Question

Find the rational roots of the polynomial $f\left(x\right)=2x^2+x^2-7x-6$.

Answer 1

Given: $f\left(x\right)=2x^2+x^2-7x-6$

The rational roots of the $f\left(x\right)$ is limited to the factors of the product of leading coefficient and constant.
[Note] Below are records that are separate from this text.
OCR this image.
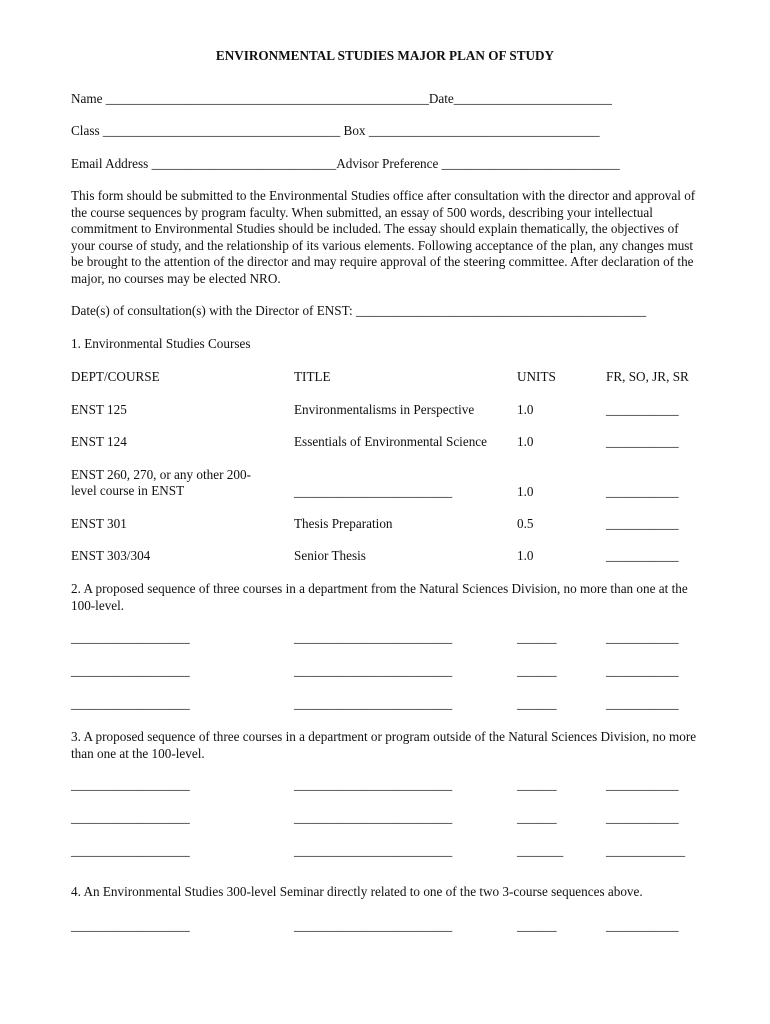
ENVIRONMENTAL STUDIES MAJOR PLAN OF STUDY
Name _________________________________________________Date________________________
Class ____________________________________ Box ___________________________________
Email Address ____________________________Advisor Preference ___________________________
This form should be submitted to the Environmental Studies office after consultation with the director and approval of the course sequences by program faculty. When submitted, an essay of 500 words, describing your intellectual commitment to Environmental Studies should be included. The essay should explain thematically, the objectives of your course of study, and the relationship of its various elements. Following acceptance of the plan, any changes must be brought to the attention of the director and may require approval of the steering committee. After declaration of the major, no courses may be elected NRO.
Date(s) of consultation(s) with the Director of ENST: ____________________________________________
1. Environmental Studies Courses
DEPT/COURSE	TITLE	UNITS	FR, SO, JR, SR
ENST 125	Environmentalisms in Perspective	1.0	___________
ENST 124	Essentials of Environmental Science 1.0	___________
ENST 260, 270, or any other 200-level course in ENST	________________________	1.0	___________
ENST 301	Thesis Preparation	0.5	___________
ENST 303/304	Senior Thesis	1.0	___________
2. A proposed sequence of three courses in a department from the Natural Sciences Division, no more than one at the 100-level.
__________________	________________________	______	___________
__________________	________________________	______	___________
__________________	________________________	______	___________
3. A proposed sequence of three courses in a department or program outside of the Natural Sciences Division, no more than one at the 100-level.
__________________	________________________	______	___________
__________________	________________________	______	___________
__________________	________________________	_______	____________
4. An Environmental Studies 300-level Seminar directly related to one of the two 3-course sequences above.
__________________	________________________	______	___________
$\because$ Factors of $-12=\pm 1,\pm 2,\pm 3$
$\pm \frac{1}{2},\pm \frac{3}{2}$ and $\pm 6$

We observe that,

$f(-1)=2\times (-1{)}^3+(-1{)}^2-7\times (-1)-6$

$=-2+1+7-6=0$

$f\left(2\right)=2\times (2{)}^3+(2{)}^2-7\times \left(2\right)-6$

$=16+4-14-6=0$

And $f(-\frac{3}{2})=2\times {(-\frac{3}{2})}^3+{(-\frac{3}{2})}^2-7\times (-\frac{3}{2})-6$

$=2\times -\frac{27}{8}+\frac{9}{4}+\frac{21}{2}-6=0$

$\because f(-1)=0,f(-2)$ and $f(-\frac{3}{2})=0$

Hence, $-1,-2$ and $-\frac{3}{2}$ are the integral roots of the polynomial $f\left(x\right)=2x^3+x^2-7x-6$.